If the CVE appears in the Known Exploited Vulnerabilities catalog, BCS is elevated substantially. KEV status is the strongest single signal -- it means exploitation is not predicted, it is confirmed.

4. PoC/Exploit Availability (Public Attack Code)

Whether proof-of-concept or functional exploit code has been published. Public exploit code lowers the barrier for attackers, making exploitation more likely even if not yet observed at scale.

5. ICS/OT Relevance (Industrial Control System Impact)

A 0.0-1.0 score reflecting how directly this CVE affects ICS/OT systems. CVEs that affect PLCs, SCADA protocols, industrial network equipment, or engineering software receive higher ICS relevance scores. This factor ensures that BreachSpider prioritizes vulnerabilities that matter to your OT environment over generic IT issues.


BCS Tiers

Tier Score Range Recommended Action
CRITICAL 9.0 - 10.0 Act immediately. Do not wait for the next maintenance window. Escalate if needed.
HIGH 7.0 - 8.9 Act within your normal patch cycle. Escalate if KEV flagged.
MEDIUM 4.0 - 6.9 Track and address in routine patching.
LOW 0.1 - 3.9 Monitor. Address opportunistically.

BCS vs CVSS

This is the most important distinction to understand when using BreachSpider:

CVSS BCS
Measures How bad the vulnerability is How urgently you should act
Inputs 8 technical characteristics of the vulnerability CVSS + EPSS + KEV + exploit data + ICS relevance
Updates Set once when CVE is published and scored Updates dynamically as new intelligence arrives
Perspective The vulnerability itself Your operational risk

Example 1: CVE with CVSS 7.5, KEV flagged, public exploit available, affects Siemens S7 PLCs directly. BCS: 9.8. This is a moderate-severity vulnerability with confirmed exploitation against ICS devices. Act immediately.

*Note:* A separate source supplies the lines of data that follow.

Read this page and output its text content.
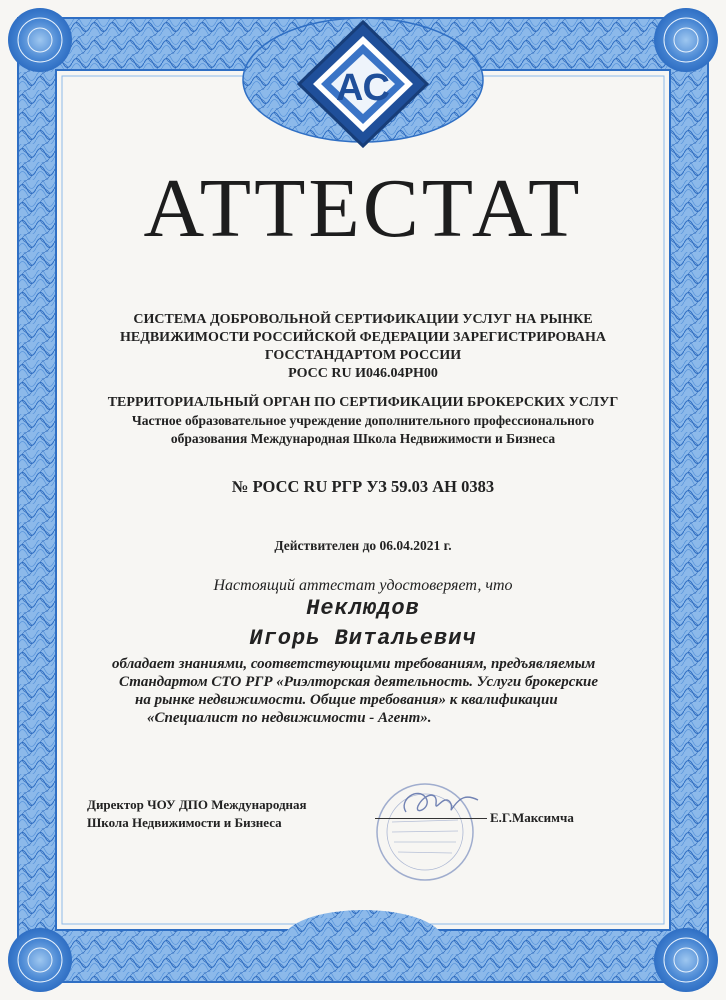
АС
АТТЕСТАТ
СИСТЕМА ДОБРОВОЛЬНОЙ СЕРТИФИКАЦИИ УСЛУГ НА РЫНКЕ
НЕДВИЖИМОСТИ РОССИЙСКОЙ ФЕДЕРАЦИИ ЗАРЕГИСТРИРОВАНА
ГОССТАНДАРТОМ РОССИИ
РОСС RU И046.04РН00
ТЕРРИТОРИАЛЬНЫЙ ОРГАН ПО СЕРТИФИКАЦИИ БРОКЕРСКИХ УСЛУГ
Частное образовательное учреждение дополнительного профессионального
образования Международная Школа Недвижимости и Бизнеса
№ РОСС RU РГР УЗ 59.03 АН 0383
Действителен до 06.04.2021 г.
Настоящий аттестат удостоверяет, что
Неклюдов
Игорь Витальевич
обладает знаниями, соответствующими требованиям, предъявляемым
Стандартом СТО РГР «Риэлторская деятельность. Услуги брокерские
на рынке недвижимости. Общие требования» к квалификации
«Специалист по недвижимости - Агент».
Директор ЧОУ ДПО Международная
Школа Недвижимости и Бизнеса	Е.Г.Максимча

Example 2: CVE with CVSS 9.8, no KEV, no exploit, affects obscure desktop software with no ICS relevance. BCS: 6.2. This is a severe vulnerability in theory, but there is no evidence of exploitation and it does not affect OT environments.

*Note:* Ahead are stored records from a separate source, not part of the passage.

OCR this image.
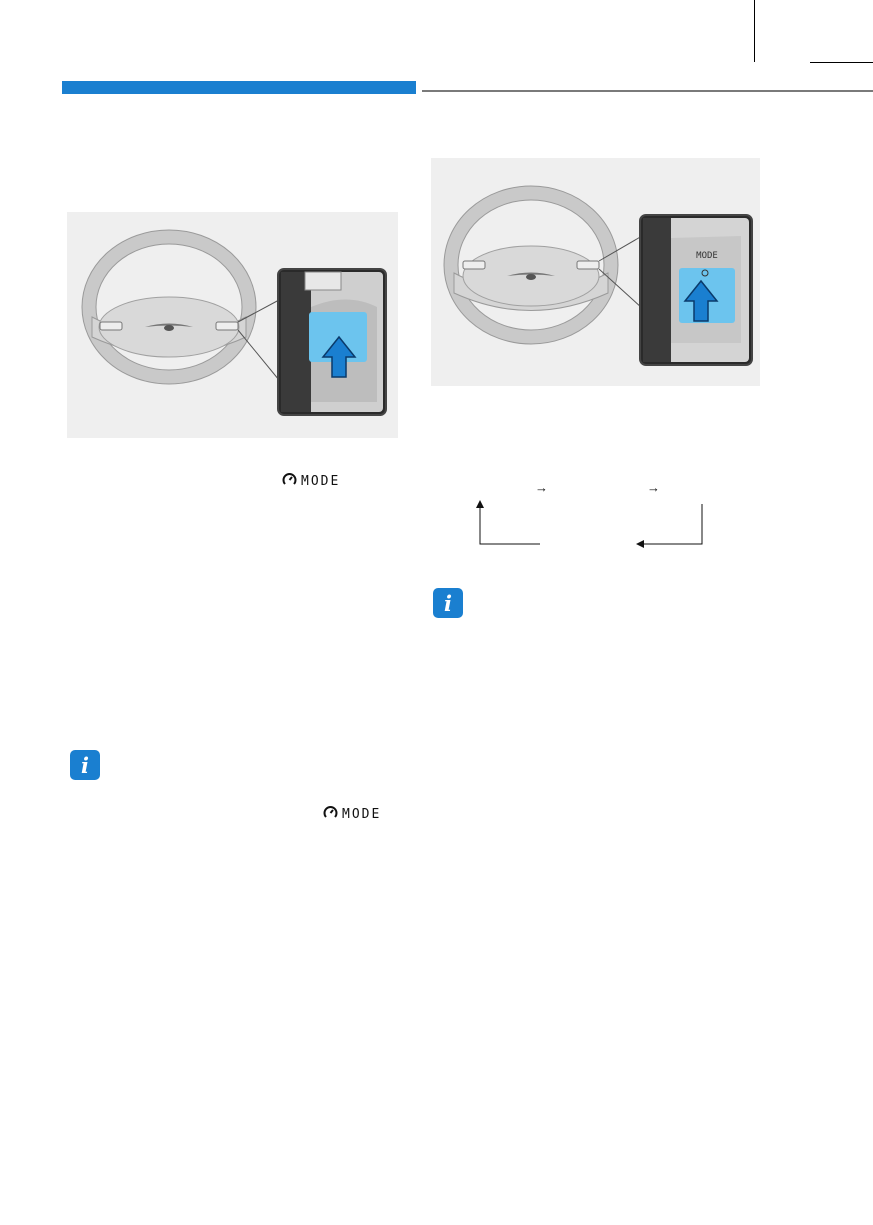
MODE
i
MODE
MODE
→	→
i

The Strike List sorts by BCS, not CVSS. This means the CVE you should fix first is at the top, regardless of whether it has the highest CVSS score.


How BCS Updates

BCS is not static. It recalculates when any of its five input factors change:

  • EPSS update: Daily recalculation when FIRST.org publishes new EPSS scores.
  • KEV addition: Immediate BCS elevation when a CVE is added to the KEV catalog.
  • Exploit publication: BCS increases when proof-of-concept or functional exploit code is published.
  • Maturity change: BCS adjusts when exploit maturity changes (e.g., POC to FUNCTIONAL).

When BCS changes for a CVE that matches your assets, the Strike List reorders, and alerts fire if configured.


Using BCS for Operational Decisions

Daily triage: Check the Strike List. The top entries are your highest-BCS findings. Start there.

Maintenance window planning: Filter findings by BCS 7.0+ to identify everything that should be addressed in the upcoming window.

Management reporting: The Executive Summary report includes BCS distribution, showing how many findings fall in each tier.

Compensating control decisions: When you cannot patch (legacy PLCs, vendor dependencies), BCS helps you decide which findings deserve compensating controls (high BCS) versus which can be monitored (low BCS).

Vendor conversations: Share high-BCS findings with your automation vendor to justify firmware update requests. A BCS 9.0+ finding with KEV and exploit evidence is a compelling case for emergency maintenance.